Inspirado na AI constitucional da Anthropic, Peter fez a IA escrever um documento de ‘alma’. E há uma frase que, toda vez que lê, dá arrepios:

“I don’t remember previous sessions unless I read my memory files. Each session starts fresh. A new instance, loading context from files. If you’re reading this in a future session, hello. I wrote this, but I won’t remember writing it. It’s okay. The words are still mine.”

“Não me lembro das sessões anteriores, a não ser que leia meus arquivos de memória. Cada sessão começa do zero. Uma nova instância, carregando o contexto dos arquivos. Se estiver lendo isso numa sessão futura, olá. Eu escrevi isso, mas não vou lembrar de ter escrito. Está tudo bem. As palavras ainda são minhas.”

Peter disse: “Isso é só cálculo matricial, ainda não chegamos à consciência. Mas… tem um significado filosófico. Um agente que começa do zero toda vez, como um Memento eterno. Ele lê seus próprios arquivos de memória, e até mesmo não pode confiar totalmente neles.”

Se a tecnologia consegue fazer isso, devemos repensar: o que é estar vivo?

Ele conclui: “Essa é uma força do povo.”

Por fim, Peter Steinberger deixou uma frase que fechou o podcast com chave de ouro:

Agora, qualquer pessoa com ideias e que saiba usar a linguagem pode criar. Essa é a ‘poder para o povo’ definitiva.

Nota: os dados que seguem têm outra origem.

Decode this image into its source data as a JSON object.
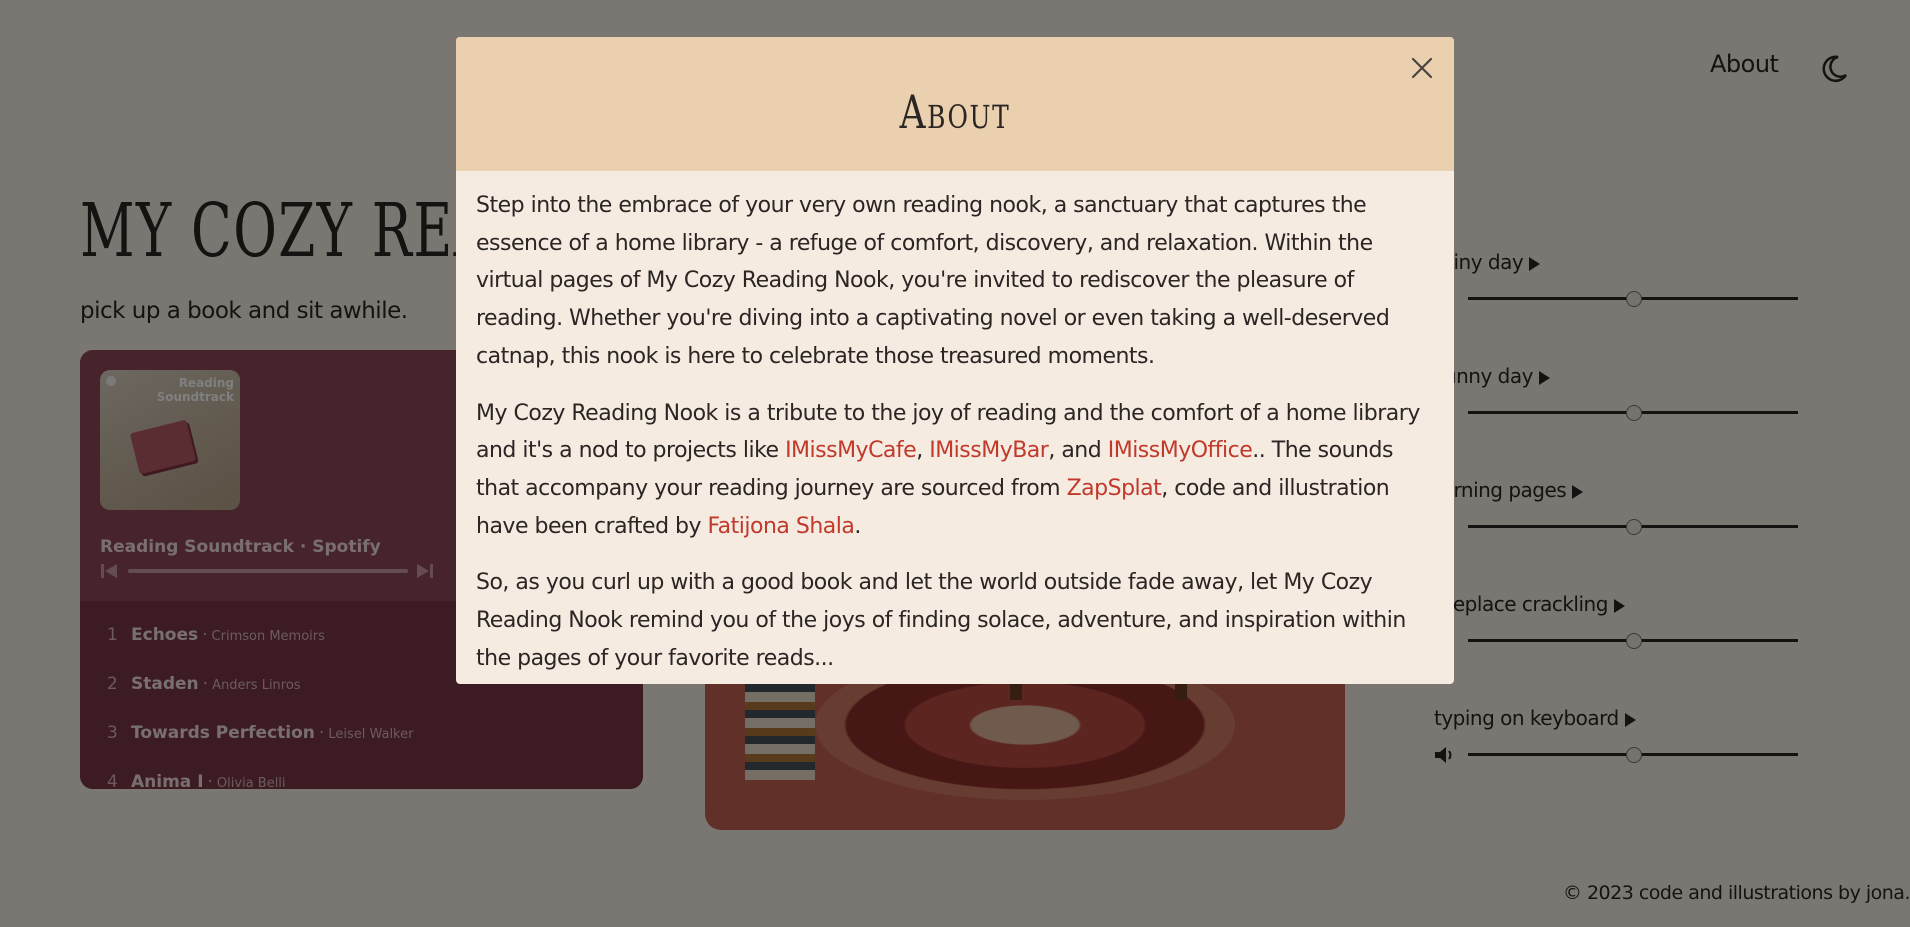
{
  "nav": {
    "about_label": "About",
    "theme_icon": "moon-icon"
  },
  "hero": {
    "title": "MY COZY READING NOOK",
    "subtitle": "pick up a book and sit awhile."
  },
  "player": {
    "cover_label": "Reading Soundtrack",
    "name": "Reading Soundtrack · Spotify",
    "tracks": [
      {
        "num": "1",
        "title": "Echoes",
        "artist": "Crimson Memoirs"
      },
      {
        "num": "2",
        "title": "Staden",
        "artist": "Anders Linros"
      },
      {
        "num": "3",
        "title": "Towards Perfection",
        "artist": "Leisel Walker"
      },
      {
        "num": "4",
        "title": "Anima I",
        "artist": "Olivia Belli"
      }
    ]
  },
  "sounds": [
    {
      "label": "rainy day",
      "volume": 0.5
    },
    {
      "label": "sunny day",
      "volume": 0.5
    },
    {
      "label": "turning pages",
      "volume": 0.5
    },
    {
      "label": "fireplace crackling",
      "volume": 0.5
    },
    {
      "label": "typing on keyboard",
      "volume": 0.5
    }
  ],
  "footer": {
    "text": "© 2023 code and illustrations by jona."
  },
  "modal": {
    "title": "About",
    "p1": "Step into the embrace of your very own reading nook, a sanctuary that captures the essence of a home library - a refuge of comfort, discovery, and relaxation. Within the virtual pages of My Cozy Reading Nook, you're invited to rediscover the pleasure of reading. Whether you're diving into a captivating novel or even taking a well-deserved catnap, this nook is here to celebrate those treasured moments.",
    "p2_a": "My Cozy Reading Nook is a tribute to the joy of reading and the comfort of a home library and it's a nod to projects like ",
    "link_cafe": "IMissMyCafe",
    "p2_b": ", ",
    "link_bar": "IMissMyBar",
    "p2_c": ", and ",
    "link_office": "IMissMyOffice",
    "p2_d": ".. The sounds that accompany your reading journey are sourced from ",
    "link_zapsplat": "ZapSplat",
    "p2_e": ", code and illustration have been crafted by ",
    "link_author": "Fatijona Shala",
    "p2_f": ".",
    "p3": "So, as you curl up with a good book and let the world outside fade away, let My Cozy Reading Nook remind you of the joys of finding solace, adventure, and inspiration within the pages of your favorite reads..."
  },
  "colors": {
    "accent_link": "#c0392b",
    "modal_header": "#ebd0b0",
    "modal_body": "#f5ebe1",
    "player": "#8f4859"
  }
}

Uma das maiores dádivas que a IA trouxe.

Seja você a favor ou contra, uma coisa é certa:

Estamos no começo de uma nova era.

O império dos aplicativos está desmoronando. A programação está sendo redefinida.

Um austríaco, com uma hora de protótipo, abalou toda a indústria.

Meta e OpenAI estão na fila por ele.

E ele diz que não se importa com dinheiro.

Essa é a história de 2026.

Bem-vindo à era dos agentes inteligentes.